No tuve tiempo de pensar demasiado. La rutina volvió a ocupar su lugar. Mi amigo, el que debía prender fuego el auto, fue atrapado por la policía antes de terminar el trabajo. El jueves, mientras iba camino a pagar la fianza caminando una señora a dos cuadras de mi casa estaba parada en la vereda de enfrente empezó a gritar. Miré hacia arriba con la suficiente velocidad para darme cuenta de que el motor de un aire acondicionado venía derecho a mi cabeza.
Y volvió a pasar.
Es curioso lo líquido que puede ser el tiempo. Siete minutos bajo el agua pueden parecer una eternidad; siete minutos de sexo, nada; una semana de vacaciones, un suspiro; pero una semana en coma, interminable. En los segundos en que el aire acondicionado caía a toda velocidad hacia mí, comenzaron los flashes otra vez.
Esta vez sí eran míos y creo que en algún punto fue lo mas decepcionante de la primera parte de esos flashes. Ante mis ojos pasaron a una velocidad asombrosa muchísimos recuerdos: La primera vez que fui sola al almacén. Una película mediocre vista en la tele. El día que encontré un calendario viejo tirado en la basura. Cuando casi me gano la lotería, el turno que me cancelo el dentista, la primera vez que viaje en subte, el mal beso que me dio mi primer novio cuando nos despedimos, una ensalada de atún a la que le faltaba sal , una canción de los Beatles que no significaba mucho para mí. Eran mis recuerdos si, pero nada muy trascendente.
Hasta ahí, todo bien… aunque bastante mediocre. ¿Casi ganarme la lotería? ¿Una película mala?. En mi vida pasaron cosas interesantes. Me enamoré, tuve logros. No será la vida de una estrella de cine, pero al menos para un resumen emocional, un poco más interesante alcanza o almenos eso suponía yo hasta que paso lo que en verdad me dejo paralizada.
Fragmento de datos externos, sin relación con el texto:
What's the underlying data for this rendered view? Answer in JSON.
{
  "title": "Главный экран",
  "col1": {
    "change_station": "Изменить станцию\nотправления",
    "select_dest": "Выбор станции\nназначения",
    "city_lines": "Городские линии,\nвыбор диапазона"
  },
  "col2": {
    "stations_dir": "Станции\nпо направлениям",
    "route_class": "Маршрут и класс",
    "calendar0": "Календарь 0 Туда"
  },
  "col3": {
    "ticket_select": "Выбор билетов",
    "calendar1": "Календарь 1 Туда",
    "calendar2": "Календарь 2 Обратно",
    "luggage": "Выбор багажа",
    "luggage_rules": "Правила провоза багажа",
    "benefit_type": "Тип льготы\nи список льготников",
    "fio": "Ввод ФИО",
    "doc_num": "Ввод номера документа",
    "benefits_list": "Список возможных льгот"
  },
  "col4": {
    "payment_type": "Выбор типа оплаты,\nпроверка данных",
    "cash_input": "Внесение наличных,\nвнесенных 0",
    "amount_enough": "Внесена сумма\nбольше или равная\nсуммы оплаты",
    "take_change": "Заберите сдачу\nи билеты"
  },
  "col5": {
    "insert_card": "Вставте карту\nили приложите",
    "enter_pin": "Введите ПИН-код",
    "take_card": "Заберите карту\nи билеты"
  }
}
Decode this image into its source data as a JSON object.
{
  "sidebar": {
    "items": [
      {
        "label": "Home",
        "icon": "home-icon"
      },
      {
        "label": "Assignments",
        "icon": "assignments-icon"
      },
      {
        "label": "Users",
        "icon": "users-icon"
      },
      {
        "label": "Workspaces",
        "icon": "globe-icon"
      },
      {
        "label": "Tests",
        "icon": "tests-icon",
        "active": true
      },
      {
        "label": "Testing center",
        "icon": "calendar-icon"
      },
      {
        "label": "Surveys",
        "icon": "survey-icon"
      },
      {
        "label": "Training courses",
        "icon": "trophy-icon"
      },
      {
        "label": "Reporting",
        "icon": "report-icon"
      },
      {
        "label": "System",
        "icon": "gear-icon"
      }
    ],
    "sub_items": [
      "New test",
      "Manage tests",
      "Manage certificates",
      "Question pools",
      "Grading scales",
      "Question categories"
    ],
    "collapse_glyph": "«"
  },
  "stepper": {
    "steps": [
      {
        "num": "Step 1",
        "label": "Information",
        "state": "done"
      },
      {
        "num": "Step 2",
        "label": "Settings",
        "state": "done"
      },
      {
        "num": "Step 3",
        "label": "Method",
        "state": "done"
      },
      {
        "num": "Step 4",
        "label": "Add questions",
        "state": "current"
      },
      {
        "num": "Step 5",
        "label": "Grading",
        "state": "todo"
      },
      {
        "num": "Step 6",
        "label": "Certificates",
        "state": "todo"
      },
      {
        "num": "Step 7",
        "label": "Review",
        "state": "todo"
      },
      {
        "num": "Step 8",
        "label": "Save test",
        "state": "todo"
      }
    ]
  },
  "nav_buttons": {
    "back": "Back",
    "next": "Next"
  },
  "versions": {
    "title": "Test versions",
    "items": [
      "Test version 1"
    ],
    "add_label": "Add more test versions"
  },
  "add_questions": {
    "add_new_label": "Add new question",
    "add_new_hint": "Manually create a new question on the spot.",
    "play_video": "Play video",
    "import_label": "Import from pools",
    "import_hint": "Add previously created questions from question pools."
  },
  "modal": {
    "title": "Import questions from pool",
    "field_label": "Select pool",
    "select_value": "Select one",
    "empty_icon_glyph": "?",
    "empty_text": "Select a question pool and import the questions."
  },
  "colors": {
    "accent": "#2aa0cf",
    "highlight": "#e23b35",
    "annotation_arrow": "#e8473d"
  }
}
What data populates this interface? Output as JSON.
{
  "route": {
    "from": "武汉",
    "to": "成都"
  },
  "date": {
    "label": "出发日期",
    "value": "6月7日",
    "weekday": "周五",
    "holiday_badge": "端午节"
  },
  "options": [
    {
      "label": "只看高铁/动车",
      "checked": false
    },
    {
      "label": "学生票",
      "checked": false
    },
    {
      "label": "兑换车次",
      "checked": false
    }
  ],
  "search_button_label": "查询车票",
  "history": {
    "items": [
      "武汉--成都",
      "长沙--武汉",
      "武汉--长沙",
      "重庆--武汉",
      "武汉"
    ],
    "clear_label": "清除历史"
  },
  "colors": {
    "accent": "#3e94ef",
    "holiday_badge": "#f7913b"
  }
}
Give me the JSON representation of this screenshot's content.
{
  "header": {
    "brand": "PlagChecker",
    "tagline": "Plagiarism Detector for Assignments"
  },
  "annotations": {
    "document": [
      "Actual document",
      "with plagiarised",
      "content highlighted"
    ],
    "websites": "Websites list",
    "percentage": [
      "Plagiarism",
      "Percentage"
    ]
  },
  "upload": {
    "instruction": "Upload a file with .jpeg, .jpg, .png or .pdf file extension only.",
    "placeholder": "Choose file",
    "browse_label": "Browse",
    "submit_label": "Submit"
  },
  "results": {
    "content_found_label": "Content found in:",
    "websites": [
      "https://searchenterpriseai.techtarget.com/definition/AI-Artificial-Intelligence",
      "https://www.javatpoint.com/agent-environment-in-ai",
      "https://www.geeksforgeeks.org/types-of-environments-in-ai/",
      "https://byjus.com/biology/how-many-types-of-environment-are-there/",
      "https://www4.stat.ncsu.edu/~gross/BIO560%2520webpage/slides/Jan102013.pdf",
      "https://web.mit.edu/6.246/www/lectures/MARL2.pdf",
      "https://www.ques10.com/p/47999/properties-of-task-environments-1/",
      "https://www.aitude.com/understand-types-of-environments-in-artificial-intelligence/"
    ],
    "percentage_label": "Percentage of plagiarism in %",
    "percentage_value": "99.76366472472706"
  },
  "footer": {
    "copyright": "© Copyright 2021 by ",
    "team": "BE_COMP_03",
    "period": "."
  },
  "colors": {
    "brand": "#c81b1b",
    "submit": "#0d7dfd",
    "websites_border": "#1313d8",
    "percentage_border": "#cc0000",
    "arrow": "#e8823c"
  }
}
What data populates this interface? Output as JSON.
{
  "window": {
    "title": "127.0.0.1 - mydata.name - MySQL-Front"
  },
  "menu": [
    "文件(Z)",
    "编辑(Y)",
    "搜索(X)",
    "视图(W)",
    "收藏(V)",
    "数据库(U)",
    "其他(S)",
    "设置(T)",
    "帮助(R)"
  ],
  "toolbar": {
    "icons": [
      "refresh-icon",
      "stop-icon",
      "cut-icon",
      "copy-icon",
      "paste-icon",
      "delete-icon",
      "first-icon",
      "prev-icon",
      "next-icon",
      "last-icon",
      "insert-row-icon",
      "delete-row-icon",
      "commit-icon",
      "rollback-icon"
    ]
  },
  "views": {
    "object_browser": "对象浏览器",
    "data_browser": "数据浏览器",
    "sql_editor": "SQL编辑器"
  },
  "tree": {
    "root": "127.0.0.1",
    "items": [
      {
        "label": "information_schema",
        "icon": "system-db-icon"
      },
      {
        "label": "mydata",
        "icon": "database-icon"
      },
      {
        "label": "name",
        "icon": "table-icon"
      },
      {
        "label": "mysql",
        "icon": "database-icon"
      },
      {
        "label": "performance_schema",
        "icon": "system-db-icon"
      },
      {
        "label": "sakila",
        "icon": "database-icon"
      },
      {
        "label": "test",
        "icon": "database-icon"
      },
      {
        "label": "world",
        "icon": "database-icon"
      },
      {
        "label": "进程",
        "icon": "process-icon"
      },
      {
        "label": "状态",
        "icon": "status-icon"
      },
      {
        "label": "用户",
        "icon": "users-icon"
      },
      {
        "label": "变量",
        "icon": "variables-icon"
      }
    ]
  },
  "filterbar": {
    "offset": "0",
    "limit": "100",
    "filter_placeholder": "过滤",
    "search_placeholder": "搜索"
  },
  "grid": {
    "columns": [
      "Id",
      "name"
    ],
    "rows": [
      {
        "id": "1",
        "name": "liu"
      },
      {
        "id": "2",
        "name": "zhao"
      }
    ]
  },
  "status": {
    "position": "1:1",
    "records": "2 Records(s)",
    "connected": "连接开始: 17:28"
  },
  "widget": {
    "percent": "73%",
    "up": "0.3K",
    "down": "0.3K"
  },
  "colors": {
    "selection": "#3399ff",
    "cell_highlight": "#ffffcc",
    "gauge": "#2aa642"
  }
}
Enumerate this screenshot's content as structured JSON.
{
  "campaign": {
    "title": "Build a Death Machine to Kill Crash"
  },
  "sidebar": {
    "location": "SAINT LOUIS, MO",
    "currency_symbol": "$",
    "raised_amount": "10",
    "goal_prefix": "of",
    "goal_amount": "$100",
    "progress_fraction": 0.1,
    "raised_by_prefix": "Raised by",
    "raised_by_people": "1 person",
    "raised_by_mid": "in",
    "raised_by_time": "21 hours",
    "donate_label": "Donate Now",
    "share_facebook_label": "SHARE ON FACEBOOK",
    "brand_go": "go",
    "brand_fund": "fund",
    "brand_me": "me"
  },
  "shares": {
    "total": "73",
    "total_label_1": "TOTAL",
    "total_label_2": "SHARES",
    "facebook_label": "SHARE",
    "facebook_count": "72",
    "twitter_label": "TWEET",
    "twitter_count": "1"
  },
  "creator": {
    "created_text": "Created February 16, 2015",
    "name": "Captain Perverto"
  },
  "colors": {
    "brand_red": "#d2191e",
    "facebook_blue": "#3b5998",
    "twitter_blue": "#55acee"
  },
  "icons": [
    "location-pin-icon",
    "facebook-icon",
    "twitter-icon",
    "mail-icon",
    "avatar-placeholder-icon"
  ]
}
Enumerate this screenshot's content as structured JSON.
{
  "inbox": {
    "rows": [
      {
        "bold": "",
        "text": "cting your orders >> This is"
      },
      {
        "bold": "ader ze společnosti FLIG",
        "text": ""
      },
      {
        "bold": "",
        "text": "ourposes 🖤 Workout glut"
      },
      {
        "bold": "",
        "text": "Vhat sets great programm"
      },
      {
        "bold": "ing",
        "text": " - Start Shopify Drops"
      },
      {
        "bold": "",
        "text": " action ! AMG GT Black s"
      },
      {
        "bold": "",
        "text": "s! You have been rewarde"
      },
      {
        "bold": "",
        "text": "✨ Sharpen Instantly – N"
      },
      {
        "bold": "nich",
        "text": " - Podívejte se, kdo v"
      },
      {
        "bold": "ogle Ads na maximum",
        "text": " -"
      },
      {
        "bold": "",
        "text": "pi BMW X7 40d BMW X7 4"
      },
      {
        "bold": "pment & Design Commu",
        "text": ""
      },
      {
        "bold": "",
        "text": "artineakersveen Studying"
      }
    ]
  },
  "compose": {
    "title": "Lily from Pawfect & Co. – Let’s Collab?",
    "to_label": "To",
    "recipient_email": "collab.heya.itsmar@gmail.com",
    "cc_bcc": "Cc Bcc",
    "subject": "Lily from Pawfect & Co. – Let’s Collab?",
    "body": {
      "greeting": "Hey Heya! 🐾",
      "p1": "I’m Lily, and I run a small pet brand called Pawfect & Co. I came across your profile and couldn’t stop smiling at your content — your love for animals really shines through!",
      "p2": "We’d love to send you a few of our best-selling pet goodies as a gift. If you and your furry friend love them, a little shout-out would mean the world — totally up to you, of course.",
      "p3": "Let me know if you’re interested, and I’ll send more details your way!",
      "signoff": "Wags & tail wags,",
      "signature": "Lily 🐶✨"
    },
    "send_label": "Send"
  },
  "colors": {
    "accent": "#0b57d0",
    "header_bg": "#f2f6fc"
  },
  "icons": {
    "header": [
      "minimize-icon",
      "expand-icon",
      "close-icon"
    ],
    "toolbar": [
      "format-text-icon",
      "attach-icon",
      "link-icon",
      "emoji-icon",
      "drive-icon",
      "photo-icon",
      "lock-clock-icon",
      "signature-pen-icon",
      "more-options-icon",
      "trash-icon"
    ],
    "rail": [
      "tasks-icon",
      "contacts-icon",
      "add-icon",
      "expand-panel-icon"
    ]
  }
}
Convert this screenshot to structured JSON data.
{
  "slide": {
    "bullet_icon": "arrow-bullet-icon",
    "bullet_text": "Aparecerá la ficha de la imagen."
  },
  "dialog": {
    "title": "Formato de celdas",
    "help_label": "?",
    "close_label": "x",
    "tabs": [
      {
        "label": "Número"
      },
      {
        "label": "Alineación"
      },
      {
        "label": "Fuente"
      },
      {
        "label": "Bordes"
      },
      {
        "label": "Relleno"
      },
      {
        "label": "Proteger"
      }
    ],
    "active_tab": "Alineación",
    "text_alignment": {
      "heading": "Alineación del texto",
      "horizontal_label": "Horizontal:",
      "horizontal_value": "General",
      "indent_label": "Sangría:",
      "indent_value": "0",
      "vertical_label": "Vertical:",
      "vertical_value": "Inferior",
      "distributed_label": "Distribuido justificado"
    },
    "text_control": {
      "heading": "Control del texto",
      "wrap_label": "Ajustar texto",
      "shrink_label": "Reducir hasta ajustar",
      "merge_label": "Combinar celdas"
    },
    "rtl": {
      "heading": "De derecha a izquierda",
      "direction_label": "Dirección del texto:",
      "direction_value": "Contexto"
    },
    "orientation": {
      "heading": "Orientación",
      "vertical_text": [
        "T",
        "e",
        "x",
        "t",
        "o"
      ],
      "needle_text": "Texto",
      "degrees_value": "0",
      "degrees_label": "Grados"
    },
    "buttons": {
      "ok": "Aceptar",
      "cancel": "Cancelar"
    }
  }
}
Y entonces, como si una pestaña emergente se abriera en mi mente, comenzaron a aparecer recuerdos que no eran míos. Vi un diploma con el nombre “Omar Luna”. Vi cómo alguien me lo entregaba mientras la gente aplaudía. Un auditorio lleno. Todos me felicitaban por mi carrera en el mundo de la investigación y de la salud. Un beso en la boca de una mujer con los ojos llenos de lágrimas. Y fue justo en ese instante, con el aire acondicionado ya a centímetros de mi cabeza, que me corrí medio paso a la izquierda. El aparato se estrelló contra el suelo. No era mi momento.
Podría decirse que soy la persona más afortunada del mundo por haber sobrevivido a dos experiencias cercanas a la muerte en una semana. Pero no me siento así. Mi vida sigue siendo regular, mediocre incluso, y sin señales de un golpe de suerte que la transforme. Terminé los trámites del divorcio, me quedé con algo de plata… y un pequeño problema con el seguro del auto.
Mi cerebro tampoco cree que mi vida sea gran cosa. Por eso, tal vez, decidió proyectar una película más interesante.
Desde entonces, hay un nombre que no puedo sacar de la cabeza: Omar Luna. Si mi teoría es correcta, alguien con ese nombre murió ese mismo día, a pocas cuadras de donde yo casi muero.
La búsqueda no tardó mucho. Era un neurocirujano, fallecido en un sanatorio efectivamente a pocas cuadras del lugar donde casi muero nuevamente. Eso confirma dos cosas: uno, que el intercambio de recuerdos puede ocurrir si ambas personas están cerca físicamente; y dos, que mi teoría es imposible de comprobar, salvo que ambas personas sobrevivan… y una de ellas no mienta.
Me encantaría investigar más, pero tengo otros problemas. Como convencer al investigador del seguro de que yo no mandé a prender fuego el auto.
Aun así, descubrí algo inquietante en el testimonio de la esposa de Omar que encontré en uno de los tantos sitios sobre salud que encontré navegando por internet, Ella fue quien estuvo a su lado en sus últimos momentos. Según relató, sus últimas palabras fueron:
— ¿Te acordás, vieja, cuando casi nos ganamos la lotería?
Y murió con una sonrisa dibujada en el rostro. A la viuda le pareció curioso. Ya que no recordaba dicho evento.